Dissecting osteochondritis is a condition that occurs due to idiopathic (unknown) causes, manifested by poor trophic of the cartilaginous part of the bone. This disease can lead to instability of the cartilaginous surface segment, separation of pieces of bone and their free movement in the joint cavity. The bone fragment can contribute to pain and limit range of motion. This condition is most commonly identified in children and adolescents.
In addition to the fact that the cause of dissecting osteochondritis has not been identified, scientists have proven that repeated (chronic) injuries and unbalanced nutrition play a special role in the occurrence of this disease. In addition to these causes, genetic factors, stoppage of blood flow, growth and developmental problems may be considered causes of the disease.
In the knee joint, dissecting osteochondritis occurs most commonly in the patella and femoral condyles, mainly in the medial condyle.
Classification of dissecting osteochondritis
Type I: osteoporosis (bone death) may begin to develop due to impaired bone trophic in a particular area of the knee joint.
Type II: bone death is complete.
Type III: the process of separating part of the cartilage from the bone begins.
Type IV: part of the cartilage completely separates.
Although dissecting osteochondritis can run in a person for many years, it may not show itself.
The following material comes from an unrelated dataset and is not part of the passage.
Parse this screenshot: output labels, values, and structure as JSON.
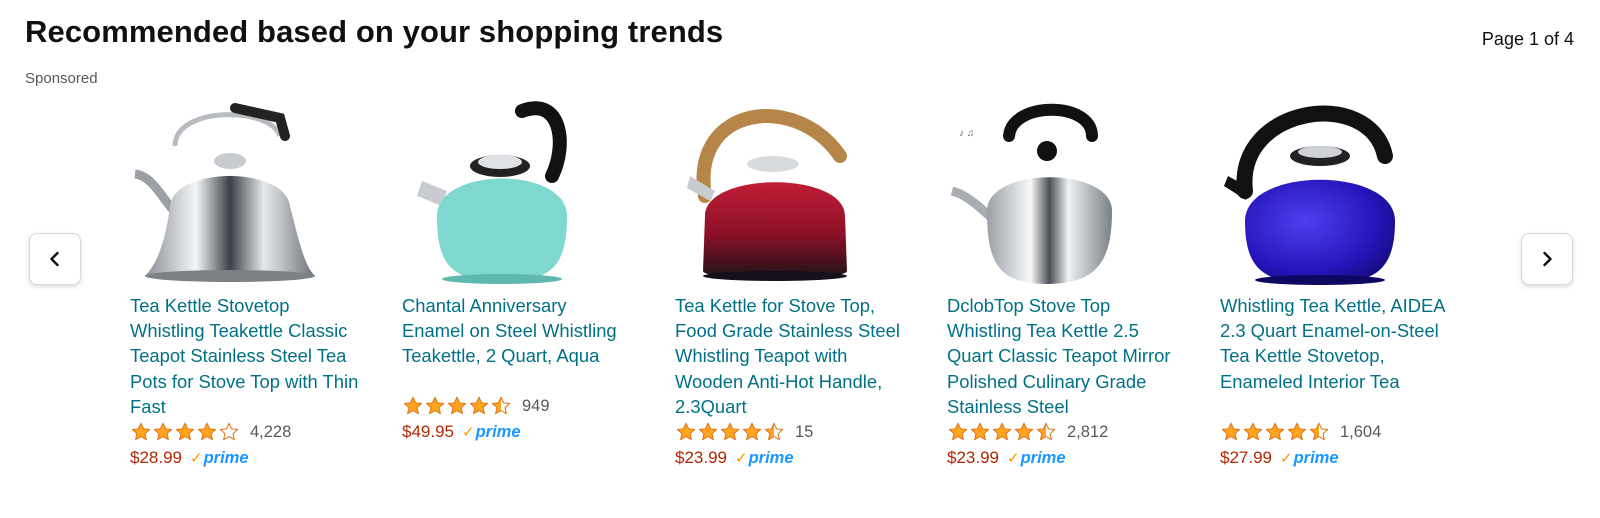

However, pain may occur in the joint if it is moved accidentally or as a result of an injury during sports activities. From the moment the pain occurs, there is swelling and increased sensitivity in the area of the joint. A foreign body, which doctors call a “joint mouse,” can lead to blocked movement in the joint.
The doctor should assess the amount of movement, the presence of swelling, and pain. Radiography and MRI play an important role in the diagnosis of dissecting osteochondritis.
Types of treatment
The choice of treatment depends on the age of the patient and the stage of the disease.
Children and adolescents who have completed their growth and development are treated conservatively with immobilization. This treatment consists of limiting the amount of movement, resting, wearing a kneecap, and the patient is also recommended to walk with a cane and crutches.
If conservative treatment is ineffective or if pain and blockage of movement due to a “joint mouse” occur, the doctor performs an operative treatment. The type of surgical treatment is chosen depending on the size of the “joint mouse” and the degree of damage. If the diameter of the fragment is less than 2 cm, it can be removed by arthroscopic surgery (closed approach). Fractures with a diameter greater than 2 cm require open surgery. Bone and cartilage grafts are transplanted into the area from which the cartilage has separated, from an area of the joint that is not exposed to stress. This procedure is called mosaicoplasty and performed arthroscopically.